Durante un viaggio in treno stringo amicizia con un tale assai simpatico che mi racconta di essere un allenatore di una squadra nazionale di wolley femminile, verifico subito su internet che corrisponde a verita’, non sia mai di essermi imbattuto in un millantatore seriale come talvolta, in un’epoca dove la frustrazione purtroppo imperversa, puo’ capitare. la conversazione e’ piacevole e interessante ma inevitabilmente ad un certo punto si va a parare sull’ avvenenza delle atlete e mi viene spontaneo, solleticato dalla curiosita’, di incalzarlo su un tema noto e caro a noi uomini ovvero sul fatto che siano o meno …*[predisposte all’attivita’ sessuale].

Lui, forse perche’ trovava anche me uomo di mondo dotato di ironia e innata goliardia, mi racconta degli anedotti assai piccanti che mi lasciano stupito.

A suo dire molte ragazze competitive nello sport soffrono di una accentuata bulimia sessuale che le porta a fare spesso sesso frenetico con partner occasionali e questo e’ dovuto alla necessita’ di scaricare la tensione oltre che per la necessita’ di affermazione. Il racconto durante il viaggio diventa ancora piu’ pruriginoso quando si sbilancia a farmi i nomi di celebri ragazze note nell’ ambiente per aver superato record di trombate in pochi giorni nei periodi vicino alle competizioni importanti.
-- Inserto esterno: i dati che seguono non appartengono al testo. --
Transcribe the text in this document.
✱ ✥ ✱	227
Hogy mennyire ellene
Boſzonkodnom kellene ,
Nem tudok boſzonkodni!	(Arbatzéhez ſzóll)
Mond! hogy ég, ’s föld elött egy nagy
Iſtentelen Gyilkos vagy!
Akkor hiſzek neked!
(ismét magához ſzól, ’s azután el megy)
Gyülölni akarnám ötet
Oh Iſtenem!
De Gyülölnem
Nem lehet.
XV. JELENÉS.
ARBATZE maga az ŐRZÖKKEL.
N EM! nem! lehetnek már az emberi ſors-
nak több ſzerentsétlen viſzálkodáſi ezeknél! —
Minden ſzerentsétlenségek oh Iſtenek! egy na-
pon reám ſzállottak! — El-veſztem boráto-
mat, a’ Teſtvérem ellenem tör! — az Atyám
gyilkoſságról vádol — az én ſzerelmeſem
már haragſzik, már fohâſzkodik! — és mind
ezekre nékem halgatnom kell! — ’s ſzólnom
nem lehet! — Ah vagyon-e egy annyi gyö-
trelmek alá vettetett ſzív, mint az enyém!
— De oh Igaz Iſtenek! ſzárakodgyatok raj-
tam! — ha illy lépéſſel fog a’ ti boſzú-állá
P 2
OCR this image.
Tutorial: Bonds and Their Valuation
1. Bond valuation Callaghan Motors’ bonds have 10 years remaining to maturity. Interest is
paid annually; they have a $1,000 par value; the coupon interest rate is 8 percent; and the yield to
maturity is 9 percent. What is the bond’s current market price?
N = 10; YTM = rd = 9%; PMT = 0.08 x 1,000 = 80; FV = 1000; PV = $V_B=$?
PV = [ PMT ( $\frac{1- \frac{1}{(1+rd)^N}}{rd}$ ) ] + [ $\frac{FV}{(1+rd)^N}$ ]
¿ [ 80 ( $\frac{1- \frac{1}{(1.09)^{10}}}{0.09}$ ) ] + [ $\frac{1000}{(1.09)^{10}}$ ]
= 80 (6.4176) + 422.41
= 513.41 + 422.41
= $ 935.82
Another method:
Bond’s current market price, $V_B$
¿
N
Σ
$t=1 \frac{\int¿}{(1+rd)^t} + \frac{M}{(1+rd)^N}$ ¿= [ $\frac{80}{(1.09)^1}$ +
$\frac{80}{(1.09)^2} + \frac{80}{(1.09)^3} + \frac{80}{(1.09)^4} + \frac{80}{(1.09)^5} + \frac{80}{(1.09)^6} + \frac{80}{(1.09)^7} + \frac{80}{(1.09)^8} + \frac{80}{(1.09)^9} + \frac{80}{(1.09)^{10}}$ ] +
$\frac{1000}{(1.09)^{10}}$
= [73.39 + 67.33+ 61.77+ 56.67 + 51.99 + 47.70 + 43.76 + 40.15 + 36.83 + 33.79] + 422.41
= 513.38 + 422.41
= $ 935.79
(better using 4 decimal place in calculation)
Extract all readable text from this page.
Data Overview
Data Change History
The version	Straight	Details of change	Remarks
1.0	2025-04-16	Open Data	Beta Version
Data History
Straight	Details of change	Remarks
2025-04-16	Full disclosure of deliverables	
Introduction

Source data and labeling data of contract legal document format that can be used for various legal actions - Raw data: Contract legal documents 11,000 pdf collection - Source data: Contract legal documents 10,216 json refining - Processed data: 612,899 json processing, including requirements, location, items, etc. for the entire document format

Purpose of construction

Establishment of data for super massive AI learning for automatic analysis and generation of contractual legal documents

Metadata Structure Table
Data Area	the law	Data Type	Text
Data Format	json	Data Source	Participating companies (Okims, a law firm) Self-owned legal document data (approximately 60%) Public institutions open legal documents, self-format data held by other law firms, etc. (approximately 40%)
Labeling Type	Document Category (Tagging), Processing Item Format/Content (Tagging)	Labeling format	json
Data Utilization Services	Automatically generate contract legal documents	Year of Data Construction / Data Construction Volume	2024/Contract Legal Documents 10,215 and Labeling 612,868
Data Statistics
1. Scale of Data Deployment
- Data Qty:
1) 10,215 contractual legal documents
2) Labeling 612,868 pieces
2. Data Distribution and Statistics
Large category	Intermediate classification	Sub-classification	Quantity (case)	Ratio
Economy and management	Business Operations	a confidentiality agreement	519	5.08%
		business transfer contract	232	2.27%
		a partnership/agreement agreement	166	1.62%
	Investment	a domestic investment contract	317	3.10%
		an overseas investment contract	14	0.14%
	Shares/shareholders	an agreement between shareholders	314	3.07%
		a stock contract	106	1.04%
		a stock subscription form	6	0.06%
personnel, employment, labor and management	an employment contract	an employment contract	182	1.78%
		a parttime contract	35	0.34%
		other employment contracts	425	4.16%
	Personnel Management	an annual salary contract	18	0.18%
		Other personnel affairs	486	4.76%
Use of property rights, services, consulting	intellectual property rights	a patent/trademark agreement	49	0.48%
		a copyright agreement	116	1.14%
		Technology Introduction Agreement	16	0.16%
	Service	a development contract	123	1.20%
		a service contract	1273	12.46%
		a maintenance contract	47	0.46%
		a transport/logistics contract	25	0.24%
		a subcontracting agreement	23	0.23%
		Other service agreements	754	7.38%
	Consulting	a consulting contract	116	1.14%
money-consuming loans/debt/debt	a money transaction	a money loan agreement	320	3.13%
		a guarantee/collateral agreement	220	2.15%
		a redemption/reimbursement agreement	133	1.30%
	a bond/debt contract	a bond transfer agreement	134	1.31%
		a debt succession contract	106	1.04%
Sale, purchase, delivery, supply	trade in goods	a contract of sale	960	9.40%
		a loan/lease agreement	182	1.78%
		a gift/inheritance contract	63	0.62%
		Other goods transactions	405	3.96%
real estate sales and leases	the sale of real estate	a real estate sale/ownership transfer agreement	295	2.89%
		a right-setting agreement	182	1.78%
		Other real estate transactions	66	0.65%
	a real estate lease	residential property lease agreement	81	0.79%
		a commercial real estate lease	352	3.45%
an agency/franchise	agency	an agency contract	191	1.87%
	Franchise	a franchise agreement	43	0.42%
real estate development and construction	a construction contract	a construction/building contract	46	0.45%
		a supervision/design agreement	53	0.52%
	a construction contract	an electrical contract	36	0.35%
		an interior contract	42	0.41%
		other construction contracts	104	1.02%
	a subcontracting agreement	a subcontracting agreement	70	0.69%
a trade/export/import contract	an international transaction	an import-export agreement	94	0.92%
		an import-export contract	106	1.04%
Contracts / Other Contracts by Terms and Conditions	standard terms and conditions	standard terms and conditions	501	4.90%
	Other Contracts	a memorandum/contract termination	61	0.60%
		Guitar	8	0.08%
Questa non la sapevo abituato come ero a sentire interviste di allenatori di calcio in cui dicono di impartire agli atleti la regola di non praticare sesso prima delle partite. Ah bhe son maschi, in effetti le femmine nello sport son sempre un po’ discriminate…
Ma c’e’ un ultimo aspetto: rincara la dose dicendomi che vanno a caccia di superdotati e quando una ne becca uno lo condividono per….spirito di squadra.

Sempre detto io che le dimensioni contano, dopo aver ascoltato questa storia mi vien da pensare che possan anche far vincere delle belle partite.